The Chronicles of Narnia: Prince Caspian ups the action but loses some magic

fantasy films Narnia Directed by Andrew Adamson. Based on the novel by C.S. Lewis. Starring Ben Barnes, Liam Neeson, Anna Popplewell, Peter Dinklage, and Eddie Izzard. 138 minutes. Rated PG. Opens Friday.
Frodo? Gimli? Ooops — wrong imaginary universe . . .
Frodo? Gimli? Ooops — wrong imaginary universe . . .

"Things never happen the same way twice." So booms Aslan the lion (Liam Neeson), popping his computer-generated head into The Chronicles of Narnia: Prince Caspian to pep-talk a bunch of discouraged Brits into fighting the good fight again.

As in life, so in sequels. Aslan and other once-key figures — and by extension the Christian ethics of author C.S. Lewis — are no more than bit players in the new movie by Andrew Adamson. Not that the first Narnia did shabby business in 2005 — $65 million its first weekend, over $700 million worldwide. But Part Deux comes with a visible mandate to bring home yet more bacon and attract a slightly older and far more male demographic.

If Prince Caspian falls to Indy 4 at the box office, it won't be for lack of manning up. Adamson has retooled the old-fashioned, handmade charms of his first Narnia into a schoolboy epic, strung together by CGI-laden action sequences, with men and boys wearing metal and showing mettle. Gone, aside from a fleeting resurrection of flash-frozen evil late in the day, is Tilda Swinton's White Witch, while sweet Pevensie sibling Susan (Anna Popplewell) comes to us improbably refurbished as a girl warrior. With bow and arrow in a tight squeeze, Susan repels the longing glances cast at her by Caspian (Ben Barnes), a deposed heir to the throne who has literally blown the suggestively phallic horn that Susan left behind at the end of Part One, to recall her to Narnia.

Inevitably, character and story suffer. Though Prince Caspian continues the first Narnia's terrified fantasy of the foreign occupation that lingered in England just after World War II, when Lewis wrote his novels, there's something both less magical and less human about the new incarnation. This time, the Pevensie children re-enter the world where they once earned the right to be Kings and Queens not via a musty old cupboard, but via the no-less-smelly London Underground at Trafalgar Square. The Narnia they find, abandoned by Aslan and by them, has fallen into disrepair. Nature itself has shut down — the trees don't walk, the animals don't talk. All that remains of the kingdom they left behind are some dignified centaurs and a potential resistance force, composed of gnarly-looking, mildly depressed short people with funny accents — in other words, Englishmen — and headed by a grumpy dwarf (Peter Dinklage) and a knightly mouse (Eddie Izzard). The marauders, by contrast, are a virile and vaguely Mediterranean bunch of thugs. The rest of the movie, with perfunctory pit stops for speeches about whether God owes man or vice versa, is armed combat between swarthy humans, buffed centaurs, and two boy-Brits quarreling over who has the bigger, er, sword. This all culminates in an entertaining final conflict featuring the biggest, hairiest water sprite you've ever seen, helping to restore peace, prosperity, and the Divine Right of Kings to Narnia.

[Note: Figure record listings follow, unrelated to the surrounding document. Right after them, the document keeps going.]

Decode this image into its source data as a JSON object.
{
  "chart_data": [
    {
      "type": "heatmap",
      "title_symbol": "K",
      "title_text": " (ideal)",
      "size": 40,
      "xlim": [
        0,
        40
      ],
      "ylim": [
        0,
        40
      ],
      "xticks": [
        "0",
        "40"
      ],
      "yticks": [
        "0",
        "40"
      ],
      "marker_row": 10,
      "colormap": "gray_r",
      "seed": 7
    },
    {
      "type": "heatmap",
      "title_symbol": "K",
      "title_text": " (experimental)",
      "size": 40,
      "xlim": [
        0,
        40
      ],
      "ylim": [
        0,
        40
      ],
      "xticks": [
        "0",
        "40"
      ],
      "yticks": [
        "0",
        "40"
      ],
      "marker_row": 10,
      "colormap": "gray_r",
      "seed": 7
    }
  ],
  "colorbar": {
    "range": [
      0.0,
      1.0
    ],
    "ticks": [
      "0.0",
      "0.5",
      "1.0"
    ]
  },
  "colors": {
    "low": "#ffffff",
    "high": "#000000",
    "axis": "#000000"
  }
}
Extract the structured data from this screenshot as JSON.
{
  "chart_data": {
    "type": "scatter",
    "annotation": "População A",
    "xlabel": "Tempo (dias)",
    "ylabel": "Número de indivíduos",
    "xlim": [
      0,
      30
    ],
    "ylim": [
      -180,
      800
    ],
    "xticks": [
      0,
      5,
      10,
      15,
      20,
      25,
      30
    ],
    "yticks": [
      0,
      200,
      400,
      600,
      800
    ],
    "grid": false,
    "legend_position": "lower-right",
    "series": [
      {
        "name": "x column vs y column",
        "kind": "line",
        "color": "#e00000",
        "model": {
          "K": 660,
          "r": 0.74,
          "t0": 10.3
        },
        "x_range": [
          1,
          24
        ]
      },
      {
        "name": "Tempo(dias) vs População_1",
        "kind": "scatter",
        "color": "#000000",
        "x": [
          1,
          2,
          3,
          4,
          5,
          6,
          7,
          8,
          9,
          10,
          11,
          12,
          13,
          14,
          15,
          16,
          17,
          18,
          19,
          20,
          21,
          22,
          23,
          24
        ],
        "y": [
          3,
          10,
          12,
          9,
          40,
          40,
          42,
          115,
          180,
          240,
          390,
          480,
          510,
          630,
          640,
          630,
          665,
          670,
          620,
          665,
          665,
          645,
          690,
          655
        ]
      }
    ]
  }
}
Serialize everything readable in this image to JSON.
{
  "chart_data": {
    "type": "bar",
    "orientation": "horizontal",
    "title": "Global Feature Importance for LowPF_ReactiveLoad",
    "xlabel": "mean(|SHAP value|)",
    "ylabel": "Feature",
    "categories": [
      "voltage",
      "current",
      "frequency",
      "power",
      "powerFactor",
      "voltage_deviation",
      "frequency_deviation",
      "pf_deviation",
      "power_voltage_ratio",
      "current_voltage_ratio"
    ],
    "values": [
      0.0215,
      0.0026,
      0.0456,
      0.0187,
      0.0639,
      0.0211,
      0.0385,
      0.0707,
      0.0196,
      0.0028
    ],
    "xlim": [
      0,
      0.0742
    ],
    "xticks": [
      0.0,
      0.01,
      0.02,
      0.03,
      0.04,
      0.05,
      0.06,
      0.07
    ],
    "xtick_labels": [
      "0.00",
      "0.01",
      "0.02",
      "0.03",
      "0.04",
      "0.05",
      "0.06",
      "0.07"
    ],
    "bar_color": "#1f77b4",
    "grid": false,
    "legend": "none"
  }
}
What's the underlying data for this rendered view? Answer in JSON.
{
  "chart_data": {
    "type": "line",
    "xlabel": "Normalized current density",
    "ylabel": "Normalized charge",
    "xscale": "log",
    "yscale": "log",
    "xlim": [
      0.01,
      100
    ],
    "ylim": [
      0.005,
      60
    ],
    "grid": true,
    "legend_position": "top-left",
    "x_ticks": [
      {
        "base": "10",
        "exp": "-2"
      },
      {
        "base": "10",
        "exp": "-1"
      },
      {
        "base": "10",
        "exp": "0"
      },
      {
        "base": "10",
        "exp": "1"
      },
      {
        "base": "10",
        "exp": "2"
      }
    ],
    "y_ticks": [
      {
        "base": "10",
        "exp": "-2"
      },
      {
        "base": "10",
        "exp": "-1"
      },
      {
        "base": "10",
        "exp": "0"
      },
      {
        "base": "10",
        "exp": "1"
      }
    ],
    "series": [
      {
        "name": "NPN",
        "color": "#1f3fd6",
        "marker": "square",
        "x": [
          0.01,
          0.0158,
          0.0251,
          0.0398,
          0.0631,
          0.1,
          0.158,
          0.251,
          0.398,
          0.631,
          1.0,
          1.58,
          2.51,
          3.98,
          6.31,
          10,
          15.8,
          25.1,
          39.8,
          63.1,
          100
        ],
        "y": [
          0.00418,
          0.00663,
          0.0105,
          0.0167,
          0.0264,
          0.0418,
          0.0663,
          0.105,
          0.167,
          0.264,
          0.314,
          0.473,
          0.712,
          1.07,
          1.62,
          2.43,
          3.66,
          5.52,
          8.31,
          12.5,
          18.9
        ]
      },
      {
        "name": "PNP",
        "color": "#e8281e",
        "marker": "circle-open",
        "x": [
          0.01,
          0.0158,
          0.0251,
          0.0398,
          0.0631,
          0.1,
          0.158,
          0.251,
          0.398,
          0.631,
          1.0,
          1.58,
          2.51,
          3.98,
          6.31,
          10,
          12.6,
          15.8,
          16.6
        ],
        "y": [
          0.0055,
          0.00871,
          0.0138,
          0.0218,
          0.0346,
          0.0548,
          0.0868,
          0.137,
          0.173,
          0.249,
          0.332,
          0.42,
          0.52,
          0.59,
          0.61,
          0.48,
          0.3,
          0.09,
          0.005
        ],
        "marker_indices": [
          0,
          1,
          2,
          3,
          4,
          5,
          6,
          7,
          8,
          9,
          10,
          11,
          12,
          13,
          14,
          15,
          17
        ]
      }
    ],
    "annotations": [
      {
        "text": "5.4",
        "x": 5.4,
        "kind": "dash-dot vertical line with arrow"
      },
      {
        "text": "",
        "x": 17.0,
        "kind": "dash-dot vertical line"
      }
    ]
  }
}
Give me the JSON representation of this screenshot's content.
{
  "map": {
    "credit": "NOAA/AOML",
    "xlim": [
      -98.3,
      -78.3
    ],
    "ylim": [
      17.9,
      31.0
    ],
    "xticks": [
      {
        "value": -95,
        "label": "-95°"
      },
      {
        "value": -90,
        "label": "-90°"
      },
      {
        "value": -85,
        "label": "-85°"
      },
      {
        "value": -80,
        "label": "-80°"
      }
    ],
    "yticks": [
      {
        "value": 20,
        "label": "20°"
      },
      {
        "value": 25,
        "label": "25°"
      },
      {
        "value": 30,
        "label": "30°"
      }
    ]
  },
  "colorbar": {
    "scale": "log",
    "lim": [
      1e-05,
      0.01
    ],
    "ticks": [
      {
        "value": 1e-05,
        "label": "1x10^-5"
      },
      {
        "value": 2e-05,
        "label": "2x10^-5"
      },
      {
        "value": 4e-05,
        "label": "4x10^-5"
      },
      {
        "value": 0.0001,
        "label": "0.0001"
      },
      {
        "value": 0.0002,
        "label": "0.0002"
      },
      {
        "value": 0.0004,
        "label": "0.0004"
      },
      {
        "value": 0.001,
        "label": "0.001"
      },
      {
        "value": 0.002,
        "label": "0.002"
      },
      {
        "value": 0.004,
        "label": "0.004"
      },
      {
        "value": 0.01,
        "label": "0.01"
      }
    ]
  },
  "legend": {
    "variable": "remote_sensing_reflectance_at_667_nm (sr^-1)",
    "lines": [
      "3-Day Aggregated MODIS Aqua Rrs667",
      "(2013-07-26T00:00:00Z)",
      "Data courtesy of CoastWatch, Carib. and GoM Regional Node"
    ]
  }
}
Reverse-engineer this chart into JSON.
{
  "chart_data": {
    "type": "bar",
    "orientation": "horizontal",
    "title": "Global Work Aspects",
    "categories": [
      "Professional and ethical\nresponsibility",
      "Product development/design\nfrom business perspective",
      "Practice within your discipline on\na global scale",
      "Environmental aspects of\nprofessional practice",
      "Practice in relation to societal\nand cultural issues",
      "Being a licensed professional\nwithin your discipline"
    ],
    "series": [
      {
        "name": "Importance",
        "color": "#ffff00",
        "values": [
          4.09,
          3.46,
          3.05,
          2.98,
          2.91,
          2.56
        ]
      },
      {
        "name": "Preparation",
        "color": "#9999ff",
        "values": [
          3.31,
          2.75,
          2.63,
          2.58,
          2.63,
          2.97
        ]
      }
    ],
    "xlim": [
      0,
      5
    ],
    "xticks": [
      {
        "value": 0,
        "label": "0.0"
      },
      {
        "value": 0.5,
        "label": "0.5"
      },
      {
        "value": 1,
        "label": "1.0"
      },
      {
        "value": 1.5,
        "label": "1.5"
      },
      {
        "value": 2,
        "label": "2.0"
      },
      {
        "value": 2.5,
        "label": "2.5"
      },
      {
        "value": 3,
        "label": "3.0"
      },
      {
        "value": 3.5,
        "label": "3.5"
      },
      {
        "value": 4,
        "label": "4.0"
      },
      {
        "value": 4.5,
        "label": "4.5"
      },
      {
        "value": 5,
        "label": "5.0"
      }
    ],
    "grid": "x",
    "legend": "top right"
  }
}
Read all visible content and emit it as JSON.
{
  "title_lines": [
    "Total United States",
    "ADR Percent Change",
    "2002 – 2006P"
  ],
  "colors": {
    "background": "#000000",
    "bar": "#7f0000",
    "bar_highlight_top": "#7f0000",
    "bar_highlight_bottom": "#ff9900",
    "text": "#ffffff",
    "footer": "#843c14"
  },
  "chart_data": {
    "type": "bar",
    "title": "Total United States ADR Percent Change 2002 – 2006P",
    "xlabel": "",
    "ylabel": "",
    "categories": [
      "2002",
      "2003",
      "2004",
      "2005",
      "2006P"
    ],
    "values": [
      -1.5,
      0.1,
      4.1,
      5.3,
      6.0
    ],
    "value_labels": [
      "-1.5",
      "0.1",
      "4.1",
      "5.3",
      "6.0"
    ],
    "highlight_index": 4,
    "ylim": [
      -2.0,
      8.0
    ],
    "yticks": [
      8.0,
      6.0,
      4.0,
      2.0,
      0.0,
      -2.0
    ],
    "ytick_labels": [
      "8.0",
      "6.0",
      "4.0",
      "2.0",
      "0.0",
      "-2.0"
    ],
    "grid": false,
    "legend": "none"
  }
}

Prince Caspian is fairly good fun — enough that my 10-year-old announced that she's had it with the cute penguins and will now attend only actioners, no matter how bloodthirsty. That may bode well for Prince Caspian's juvie box office. But a wimpy mother who grew up on the Narnia books misses kindly Mr. Tumnus, the cuddly Cockney beavers, and the growing-up struggles that played out on both sides of the land of War Drobe in the country of Spare Oom.

Hell, I'd even settle for a little more overt Christianity, though give or take the washing of self-sacrificing Aslan's wounds by two adoring females, even the first Narnia was about as Christian as The Golden Compass was atheist. As befits a movie whose target global audience is more likely to funnel its worldview through Buddha, Muhammad, or Mao than Jesus, Prince Caspian settles for more tactfully generic hints at higher authority. A pity that, other than the fights, everything else in the movie is equally bloodless.